Between 28 and 75 metabolites were predicted for each of the representative constituents, depending on the combination of fatty acids. The products resulting from the hydrolysis of the ester groups (mono-, di-, and triesters, and the free fatty acids) were present. In addition, the secondary metabolites expected following the steps of the beta-oxidation pathway were represented. This included fatty acids present in the parent substance from which a C2-unit is removed (e.g. octanoic acid: decanoic acid following the removal of a C2-unit) and acetic acid. In addition, oxidation of a carbon molecule to introduce a hydroxyl group and subsequent oxidation to an aldehyde were predicted for free fatty acids and fatty acids bound to an alcohol. The same oxidation sequence was predicted for the free OH-group of PE. Considering the relatively rapid metabolism of fatty acids via the endogenous pathway, this is likely to be a less prevalent route of metabolism.

Excretion

The fraction of the parent substance that is not absorbed or hydrolysed in the GI tract will be excreted in the faeces.

The fatty acids that reach the circulation system will be metabolised for energy generation (Lehninger, 1993). Therefore, the fatty acids will be excreted mainly via exhaled air as CO2.

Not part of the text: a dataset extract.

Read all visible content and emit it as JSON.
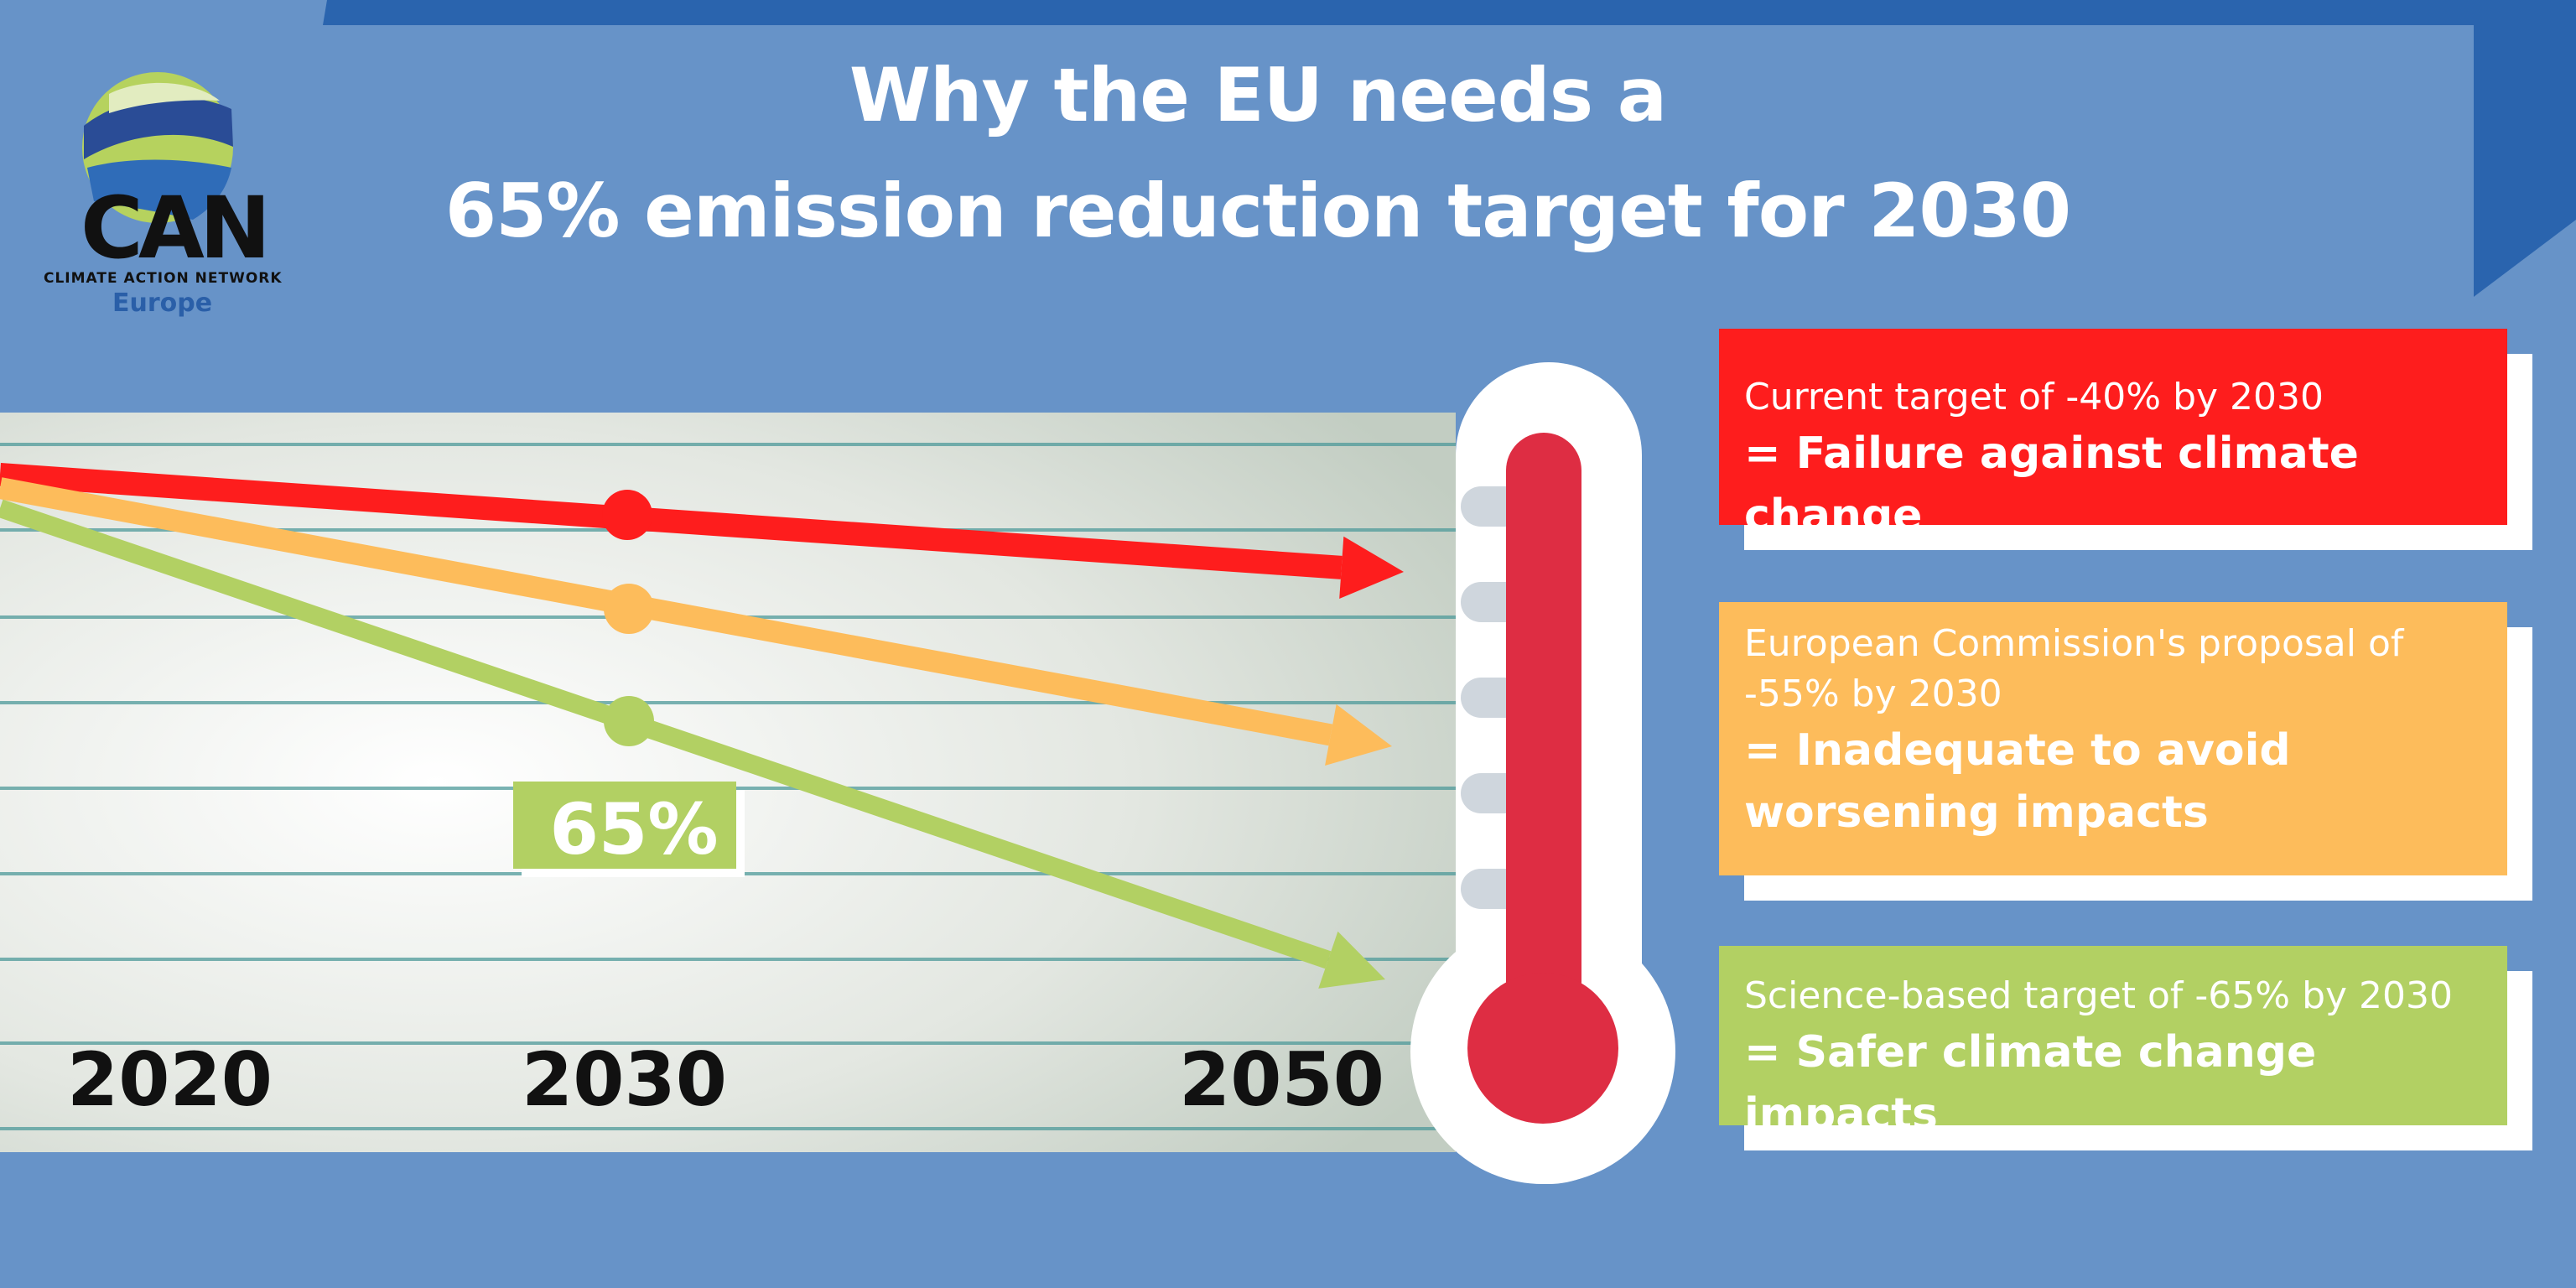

Pentaerythritol was reported to be excreted primarily via the urine in the mouse and human (DiCarlo et al, 1965 and references therein), which indicates that the substance is excreted unchanged or conjugated by phase II enzymes (glucuronides, sulphates, etc.) to derive more polar products. The similarity of the structure between PE and TMP indicates that TMP will follow the same excretion route as described above for PE.